Back when I was writing the A440 sample code for my iPad Dev Camp presentation, I needed to generate a 440 Hz sine wave. The simplest way to do this is to use the sin() or sinf() standard C library functions. But there was one minor caveat: these functions required using floating point data types. However, floating point on the iPhone hardware is (or at least was) not that fast compared to integer calculations, especially when compiled in Thumb mode, which is the default. You could disable Thumb mode, but then the code size would be ~35% larger.
Or, you could avoid floating point altogether.
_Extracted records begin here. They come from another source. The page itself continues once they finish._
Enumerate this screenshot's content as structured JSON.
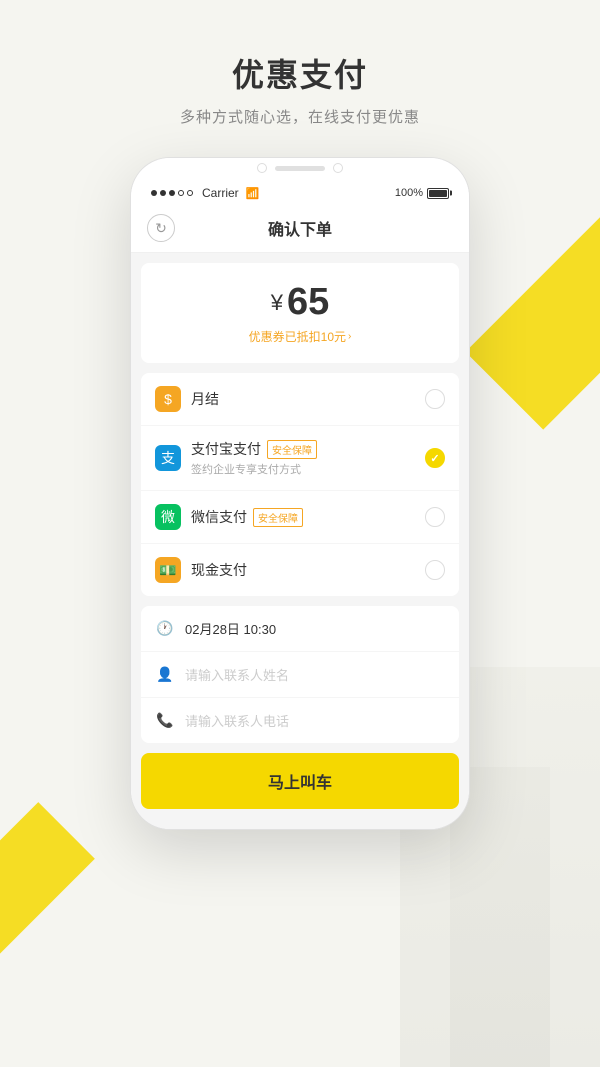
{
  "page": {
    "title": "优惠支付",
    "subtitle": "多种方式随心选，在线支付更优惠"
  },
  "status_bar": {
    "signal_dots": 5,
    "carrier": "Carrier",
    "battery": "100%"
  },
  "nav": {
    "title": "确认下单",
    "back_label": "←"
  },
  "price": {
    "currency": "¥",
    "amount": "65",
    "discount_text": "优惠券已抵扣10元"
  },
  "payment_options": [
    {
      "id": "monthly",
      "name": "月结",
      "sub": "",
      "badge": "",
      "selected": false,
      "icon_type": "monthly"
    },
    {
      "id": "alipay",
      "name": "支付宝支付",
      "sub": "签约企业专享支付方式",
      "badge": "安全保障",
      "selected": true,
      "icon_type": "alipay"
    },
    {
      "id": "wechat",
      "name": "微信支付",
      "sub": "",
      "badge": "安全保障",
      "selected": false,
      "icon_type": "wechat"
    },
    {
      "id": "cash",
      "name": "现金支付",
      "sub": "",
      "badge": "",
      "selected": false,
      "icon_type": "cash"
    }
  ],
  "info_rows": [
    {
      "icon": "🕐",
      "value": "02月28日 10:30",
      "is_placeholder": false
    },
    {
      "icon": "👤",
      "value": "请输入联系人姓名",
      "is_placeholder": true
    },
    {
      "icon": "📞",
      "value": "请输入联系人电话",
      "is_placeholder": true
    }
  ],
  "submit": {
    "label": "马上叫车"
  }
}
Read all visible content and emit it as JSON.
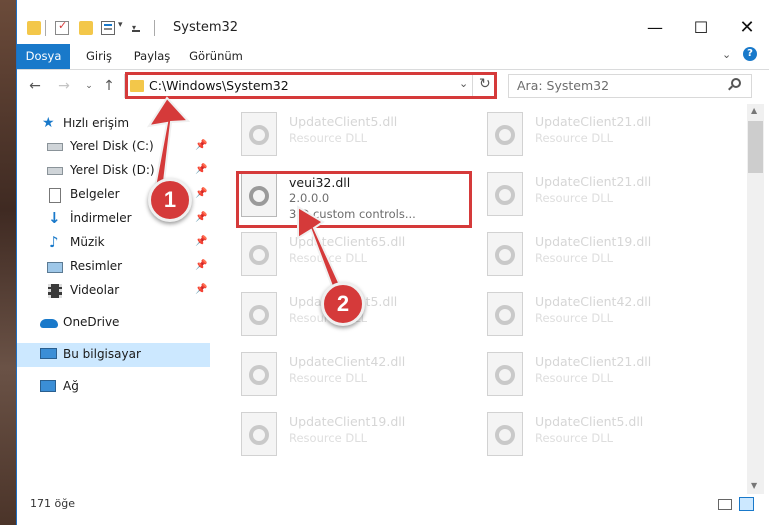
{
  "window": {
    "title": "System32"
  },
  "ribbon": {
    "tabs": [
      "Dosya",
      "Giriş",
      "Paylaş",
      "Görünüm"
    ]
  },
  "address": {
    "path": "C:\\Windows\\System32"
  },
  "search": {
    "placeholder": "Ara: System32"
  },
  "sidebar": {
    "quick_access": "Hızlı erişim",
    "items": [
      {
        "label": "Yerel Disk (C:)"
      },
      {
        "label": "Yerel Disk (D:)"
      },
      {
        "label": "Belgeler"
      },
      {
        "label": "İndirmeler"
      },
      {
        "label": "Müzik"
      },
      {
        "label": "Resimler"
      },
      {
        "label": "Videolar"
      }
    ],
    "onedrive": "OneDrive",
    "this_pc": "Bu bilgisayar",
    "network": "Ağ"
  },
  "files": {
    "col1": [
      {
        "name": "UpdateClient5.dll",
        "desc": "Resource DLL"
      },
      {
        "name": "veui32.dll",
        "version": "2.0.0.0",
        "desc": "3-D custom controls..."
      },
      {
        "name": "UpdateClient65.dll",
        "desc": "Resource DLL"
      },
      {
        "name": "UpdateClient5.dll",
        "desc": "Resource DLL"
      },
      {
        "name": "UpdateClient42.dll",
        "desc": "Resource DLL"
      },
      {
        "name": "UpdateClient19.dll",
        "desc": "Resource DLL"
      }
    ],
    "col2": [
      {
        "name": "UpdateClient21.dll",
        "desc": "Resource DLL"
      },
      {
        "name": "UpdateClient21.dll",
        "desc": "Resource DLL"
      },
      {
        "name": "UpdateClient19.dll",
        "desc": "Resource DLL"
      },
      {
        "name": "UpdateClient42.dll",
        "desc": "Resource DLL"
      },
      {
        "name": "UpdateClient21.dll",
        "desc": "Resource DLL"
      },
      {
        "name": "UpdateClient5.dll",
        "desc": "Resource DLL"
      }
    ]
  },
  "status": {
    "count": "171 öğe"
  },
  "annotations": {
    "step1": "1",
    "step2": "2",
    "color": "#d53a3a"
  }
}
Thus, I wrote trigint, a 100% integer-based trigonometry library. It uses a 16-entry lookup table plus linear interpolation so it’s quite memory efficient, yet still accurate enough for most purposes. Since it’s written in ANSI C99, it can be used on 8-bit microcontrollers, like an Atmel AVR with avr-gcc. Here’s the code and the API documentation.
How fast is it? Take a look at the numbers on a 1st generation iPod Touch. In summary,
trigint_sin16() is about 4.4 times faster than
sinf() and 6.7 times faster than
sin() in Thumb mode. Without Thumb mode, the gap closes a bit to 3.8 times faster and 6.2 times faster, respectively. I haven’t, yet run the benchmark on the iPhone 4 or the iPad, so it may not matter as much on the more modern hardware; however, it’s still useful for the the 8-bit MCUs like the AVR, though.
trigint is essentially a C version of the Scott Dattalo’s sine wave routine for the PIC microcontroller. Credit goes to Scott for coming up with the algorithm. He’s also got a whole write up of sine wave theory. Scott is one of the most brilliant assembly coders I’ve ever run into. He helped me optimize a CRC-16 routine in PIC assembly, years ago.